Proposal for a Regulation of the European Parliament and of the Council on contestable and fair markets in the digital sector – Digital Markets Act
Building on the Proposal for a Digital Services Act, the Proposal for Digital Markets Act creates another layer of obligations focusing on large online platforms that have a strong position in the market by providing services across a number of states and to a large user base. In view of the onerous obligations that are required from these platforms, the Proposal sets objective criteria that define which platforms will be captured by the proposed rules.
These core platform service providers are defined by the Regulation as “gatekeepers”. Preamble (4) of the proposed Regulation notes how the manner how gatekeepers have evolved has created “serious imbalances in bargaining power and, consequently, to unfair practices and conditions for business users as well as end users of core platform services provided by gatekeepers, to the detriment of prices, quality, choice and innovation therein”.
As a result, the Commission is proposing a number of obligations to strike a fairer balance of power including enabling end users to freely choose to opt-in to business practices offering a less personalised alternative or to freely acquire content, subscriptions, features or other items outside the core platform services of the gatekeeper. Needless to say, the Commission is also strengthening the position of end users by, amongst others, safeguarding their right to raise concerns about unfair behaviour by gatekeepers with administrative or other public authorities.
Both proposals have been submitted for the review of the European Parliament and the Council, and both institutions can make changes to the texts, until the final texts are finally approved through the European legislative procedure.
Also in the pipeline….
The European institutions are taking the first steps to propose a framework that tries to strike the right balance between the right to the security of data through encryption and the right of law enforcement to legitimately access encrypted data. On the 24th November 2020, the Council published its first official thoughts on the matter including the possibility of “a regulatory framework across the EU that would allow competent authorities to carry out their operational tasks effectively while protecting privacy, fundamental rights and the security of communication could be further assessed”.

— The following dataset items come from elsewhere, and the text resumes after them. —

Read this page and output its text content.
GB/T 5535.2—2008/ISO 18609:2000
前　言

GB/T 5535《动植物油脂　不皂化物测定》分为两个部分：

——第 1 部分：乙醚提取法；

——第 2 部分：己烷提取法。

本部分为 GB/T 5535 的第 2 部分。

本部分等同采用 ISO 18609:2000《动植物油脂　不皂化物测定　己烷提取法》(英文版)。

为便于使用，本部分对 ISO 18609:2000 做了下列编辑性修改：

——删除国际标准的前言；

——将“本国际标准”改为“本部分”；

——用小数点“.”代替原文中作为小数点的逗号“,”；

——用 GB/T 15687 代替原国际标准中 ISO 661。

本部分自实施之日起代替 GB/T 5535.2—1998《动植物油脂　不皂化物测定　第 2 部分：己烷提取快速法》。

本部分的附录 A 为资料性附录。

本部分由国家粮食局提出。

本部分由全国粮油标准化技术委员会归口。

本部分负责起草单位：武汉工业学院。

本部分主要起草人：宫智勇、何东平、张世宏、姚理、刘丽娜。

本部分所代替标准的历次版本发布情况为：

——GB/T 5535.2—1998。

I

A number of legislative proposals have been published since the formation of the new Commission in December 2019, including amongst others, the Proposal for a Digital Services Act and the Proposal or a Digital Markets Act. Although the journey for the legislative proposals to be finalised is long and their impact on society may not be immediate, the regulatory initiatives being taken are evidence of the work being done to implement one of the Commission’s declared priorities, namely to make a Europe fit for the digital age. MITA will be closely monitoring these regulatory developments as it embarks on its own journey to execute the newly minted MITA Strategy 2021-2023 by building on MITA’s past successes and continue assisting the Government of Malta to implement digital solutions which address developments and challenges within the spheres of security, society and the economy.
MITA will be closely monitoring these regulatory developments as it embarks on its own journey to execute the newly minted MITA Strategy 2021-2023 by building on MITA’s past successes and continue assisting the Government of Malta to implement digital solutions which address developments and challenges within the spheres of security, society and the economy.